I appreciated your recent column about the autism/vaccine issue, but it didn't resolve a basic worry I have about vaccines for babies. I don't really know what's in vaccines (I've heard it's all sorts of horrible poisons). I also don't entirely trust traditional Western medicine to tell the whole story. I know vaccines have done great things for us, but I'm still skeptical. I want to do the right thing when I have kids—so what should a cynical future mom do?

Vaccine Waffler

Vaccines are an interesting bit of modern medicine—in many ways borrowing deeply from traditional, non-Western, and ancient medical thinking, and now referred to as inoculation. Healers had long noted that people do not get smallpox again after surviving the first bout of the disease. In order to protect people from dying of smallpox, healthy people who had never had it before were deliberately exposed to a small amount of "pus powder" from an individual with the illness. If the dosing was wrong or the powder too fresh, the patient would simply get smallpox; too little or too weak, and the patient wouldn't be protected. This practice—medical historians argue about exactly where and when it originated: India? China? Africa?—saved countless lives despite the risks.
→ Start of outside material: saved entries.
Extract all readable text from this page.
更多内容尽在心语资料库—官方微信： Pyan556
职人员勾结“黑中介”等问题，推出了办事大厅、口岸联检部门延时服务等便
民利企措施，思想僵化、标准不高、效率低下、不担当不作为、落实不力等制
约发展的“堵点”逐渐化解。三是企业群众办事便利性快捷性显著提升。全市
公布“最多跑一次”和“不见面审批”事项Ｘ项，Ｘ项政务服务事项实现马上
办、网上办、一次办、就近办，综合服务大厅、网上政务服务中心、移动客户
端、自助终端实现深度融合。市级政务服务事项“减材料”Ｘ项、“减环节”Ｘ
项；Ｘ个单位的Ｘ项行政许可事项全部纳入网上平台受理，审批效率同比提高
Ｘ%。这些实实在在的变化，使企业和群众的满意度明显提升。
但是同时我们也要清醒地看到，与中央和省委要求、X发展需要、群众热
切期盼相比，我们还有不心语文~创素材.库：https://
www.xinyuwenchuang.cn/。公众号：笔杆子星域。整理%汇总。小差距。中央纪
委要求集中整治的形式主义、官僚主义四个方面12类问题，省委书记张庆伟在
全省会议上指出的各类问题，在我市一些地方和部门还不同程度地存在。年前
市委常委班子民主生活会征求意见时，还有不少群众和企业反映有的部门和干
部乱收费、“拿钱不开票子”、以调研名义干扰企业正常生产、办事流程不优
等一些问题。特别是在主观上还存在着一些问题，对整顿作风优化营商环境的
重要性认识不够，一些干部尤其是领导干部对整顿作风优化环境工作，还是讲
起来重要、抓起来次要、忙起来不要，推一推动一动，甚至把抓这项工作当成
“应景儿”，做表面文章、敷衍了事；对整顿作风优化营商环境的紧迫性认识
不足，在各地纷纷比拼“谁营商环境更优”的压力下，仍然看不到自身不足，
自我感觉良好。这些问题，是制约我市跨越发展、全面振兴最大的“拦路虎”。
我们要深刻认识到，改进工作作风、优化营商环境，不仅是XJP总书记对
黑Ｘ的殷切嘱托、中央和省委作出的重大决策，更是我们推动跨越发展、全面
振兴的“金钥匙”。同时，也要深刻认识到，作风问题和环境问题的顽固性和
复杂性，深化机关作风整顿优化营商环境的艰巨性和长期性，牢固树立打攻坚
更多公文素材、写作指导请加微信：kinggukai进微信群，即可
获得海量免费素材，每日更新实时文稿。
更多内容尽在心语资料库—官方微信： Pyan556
The next breakthrough occurred in England, when Dr. Edward Jenner noted that milkmaids—exposed to a disease in cows related to smallpox—were protected from human smallpox. The cowpox virus, vaccinia, was close enough to smallpox to teach a human immune system to fight off the smallpox virus. But because cowpox had evolved in cows, it was (mostly) unable to cause disease in people—especially in comparison to the pus powders from the East. Vaccination was born. All of the childhood vaccinations are the descendants of these breakthroughs in Eastern and Western medicine.

The vaccines given earliest in childhood (at less than a year old) are made of key parts of pathogens or whole pathogens inactivated by being put into a sort of soap. These dead pieces truly cannot cause disease, only train the immune system. Only a few of the remaining vaccines are made up of viruses that are still "alive" (like the original vaccinations against smallpox), and they are carefully bred to not cause disease in humans. These strains are now tamed and demonstrated to be safe in generations of children.

Vaccines—compared to the alternatives of antibiotics, antiviral medicines, hospitalization, or intensive-care-unit stays—are natural and ancient techniques that have done more than just about anything (this side of clean drinking water) to increase human welfare. Science appreciates your open-mindedness and candor, and hopes this is a good starting point for a discussion with your child's pediatrician.